D’autant qu’il y eut aussi le contenu de ce qui, ce soir-là et les jours suivants, n’a cessé de s’énoncer. Tantôt c’était Emmanuelli qui, n’en revenant pas de son succès, réclamait la démission du président de la République sur le ton et dans les termes du Front national. Tantôt c’était Bartolone dénonçant, dans les termes encore de Jean-Marie Le Pen, la faillite du « système politico-médiatique » et de ses « élites ». Tantôt, Mme Buffet, dirigeante d’un parti qui fut le champion de l’internationalisme, reprenant les refrains les plus éculés du socialisme dans un seul pays pour exalter les vertus retrouvées du « peuple de France ». Tantôt Krivine ou Besancenot retrouvant l’antienne FN pour rappeler que les parlementaires, s’il leur avait été donné de voter, auraient ratifié le traité à 90 % et pour attaquer donc, avec une violence inouïe depuis les années 30, le principe même de la représentation parlementaire. Ou tantôt tels dirigeants d’Attac appelant, dans la langue frontiste toujours, à la « résistance » contre une « mondialisation » qu’on ne prenait même plus la peine de qualifier de « néolibérale ». Jamais, depuis des années, l’on n’avait vu cette gauche souverainiste et nationale aller si loin dans le bord à bord, sans complexes, avec son double ennemi. Si, d’ailleurs. Une fois. Au moment de l’affaire Tariq Ramadan, quand on la vit, du Monde diplomatique à Attac, voler au secours de l’héritier des Frères musulmans, lui offrir des tribunes et, pour ne pas désespérer les banlieues, endosser les thèmes les plus choquants de son fondamentalisme new look. C’était déjà un signe de décomposition d’une certaine gauche. En voici, avec ce scrutin référendaire, un second.
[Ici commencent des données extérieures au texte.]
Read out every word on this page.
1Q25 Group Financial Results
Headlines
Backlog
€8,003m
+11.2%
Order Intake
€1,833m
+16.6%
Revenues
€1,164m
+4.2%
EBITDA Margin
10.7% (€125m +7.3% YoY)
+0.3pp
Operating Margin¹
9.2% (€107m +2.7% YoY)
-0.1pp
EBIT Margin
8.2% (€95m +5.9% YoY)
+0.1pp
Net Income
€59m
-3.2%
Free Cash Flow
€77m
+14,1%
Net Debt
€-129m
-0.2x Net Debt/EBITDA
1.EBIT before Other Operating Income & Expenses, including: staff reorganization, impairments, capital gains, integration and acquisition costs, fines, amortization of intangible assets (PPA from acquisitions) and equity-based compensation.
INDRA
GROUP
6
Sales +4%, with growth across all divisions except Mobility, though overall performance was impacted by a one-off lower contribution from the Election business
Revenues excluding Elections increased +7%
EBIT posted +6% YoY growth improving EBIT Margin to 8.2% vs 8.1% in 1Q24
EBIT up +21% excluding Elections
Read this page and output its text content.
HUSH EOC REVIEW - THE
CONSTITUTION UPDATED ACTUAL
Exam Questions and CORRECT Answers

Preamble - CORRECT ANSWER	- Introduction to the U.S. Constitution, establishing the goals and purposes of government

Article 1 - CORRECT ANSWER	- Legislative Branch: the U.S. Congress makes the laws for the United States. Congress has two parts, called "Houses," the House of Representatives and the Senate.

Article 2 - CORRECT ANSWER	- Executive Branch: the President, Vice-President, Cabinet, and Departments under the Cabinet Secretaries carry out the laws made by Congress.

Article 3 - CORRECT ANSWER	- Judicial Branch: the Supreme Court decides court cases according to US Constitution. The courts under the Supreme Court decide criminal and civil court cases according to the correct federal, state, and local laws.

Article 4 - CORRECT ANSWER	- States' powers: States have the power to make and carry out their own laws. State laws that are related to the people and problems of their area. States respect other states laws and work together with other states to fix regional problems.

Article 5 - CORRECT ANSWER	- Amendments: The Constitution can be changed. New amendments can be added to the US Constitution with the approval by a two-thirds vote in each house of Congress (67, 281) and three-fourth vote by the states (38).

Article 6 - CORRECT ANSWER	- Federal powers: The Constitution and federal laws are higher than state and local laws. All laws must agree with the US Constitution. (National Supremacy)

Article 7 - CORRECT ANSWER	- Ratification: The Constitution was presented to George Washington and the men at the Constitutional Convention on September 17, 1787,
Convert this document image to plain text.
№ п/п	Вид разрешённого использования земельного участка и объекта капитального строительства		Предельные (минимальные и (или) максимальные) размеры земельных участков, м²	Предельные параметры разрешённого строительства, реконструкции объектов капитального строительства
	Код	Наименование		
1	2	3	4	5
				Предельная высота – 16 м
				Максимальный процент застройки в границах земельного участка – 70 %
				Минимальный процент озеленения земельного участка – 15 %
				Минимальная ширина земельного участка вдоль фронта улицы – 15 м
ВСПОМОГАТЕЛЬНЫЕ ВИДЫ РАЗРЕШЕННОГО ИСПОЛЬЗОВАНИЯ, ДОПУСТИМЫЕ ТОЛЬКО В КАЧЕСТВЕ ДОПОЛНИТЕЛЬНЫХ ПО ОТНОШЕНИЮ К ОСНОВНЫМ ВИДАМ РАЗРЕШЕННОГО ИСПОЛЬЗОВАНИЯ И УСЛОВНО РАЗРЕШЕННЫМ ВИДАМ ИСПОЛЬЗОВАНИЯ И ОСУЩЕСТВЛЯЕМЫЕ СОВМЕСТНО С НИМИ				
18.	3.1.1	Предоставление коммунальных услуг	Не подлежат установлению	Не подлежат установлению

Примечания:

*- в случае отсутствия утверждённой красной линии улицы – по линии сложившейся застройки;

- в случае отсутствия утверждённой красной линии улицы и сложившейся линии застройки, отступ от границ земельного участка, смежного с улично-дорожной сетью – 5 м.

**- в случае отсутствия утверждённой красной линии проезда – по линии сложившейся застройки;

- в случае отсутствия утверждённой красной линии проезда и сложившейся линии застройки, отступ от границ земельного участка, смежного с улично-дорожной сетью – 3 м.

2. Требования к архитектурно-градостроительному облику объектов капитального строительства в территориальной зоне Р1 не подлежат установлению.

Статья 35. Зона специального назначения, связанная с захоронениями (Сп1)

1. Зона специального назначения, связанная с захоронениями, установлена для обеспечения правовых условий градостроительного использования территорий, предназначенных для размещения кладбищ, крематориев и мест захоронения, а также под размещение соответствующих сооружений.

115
Et les autres ? Le camp pro-européen ? Ce qui, avec le recul, paraît le plus navrant, c’est qu’ils n’ont, eux non plus, guère osé batailler sous leurs couleurs et sur leurs principes. Il y a un excellent petit livre, Le référendum des lâches, de Philippe Val (Éditions Le Cherche-Midi), paru avant le scrutin, mais qui ouvre tant de perspectives que la défaite ne l’a pas rendu obsolète, loin de là. Val – par ailleurs directeur de Charlie Hebdo, l’hebdomadaire, ou l’héritier de l’hebdomadaire, satirique et gauchisant des années 60 et 70 –, Val, donc, s’étonne qu’aucun partisan du traité n’ait parlé des vraies questions posées par ce document. Il regrette que l’on ait laissé les partisans du non mentir aux électeurs en faisant semblant de croire qu’il « gravait dans le marbre » des règles de commerce dont chacun sait bien qu’elles n’ont pas besoin de Constitution pour s’établir. Et il s’indigne, surtout, que nul n’ait osé dire qu’il s’agissait d’un texte politique proposant, pour sortir de la culture de la guerre, un dépassement politique du modèle de la nation patriote, républicaine et souveraine. Eh bien, c’est exactement cela. Qui – hormis, peut-être, Bayrou – a osé rappeler que la construction de l’Europe supposait une rupture franche avec cette forme hégélienne de l’Etat nation dont on sent bien qu’elle a fait son temps ? Qui – hormis, peut-être, Strauss-Kahn – a eu le courage d’affirmer que l’Europe était, comme telle, parce qu’elle rompt avec le souverainisme, un modèle exaltant ? Et d’où vient que la plupart n’aient trouvé à mettre au crédit de leur Europe que le fait que, grâce à elle, la nation française verrait son image grandie et sa place dans le monde renforcée – ce qui était le moyen le plus sûr de se placer, à nouveau, sur le terrain et sous la bannière de l’adversaire. Europe honteuse. Europe cauteleuse. Europe trop rusée, et effrayée d’elle-même. Une Europe dont la déroute était inscrite, non dans les faits, mais dans les mots.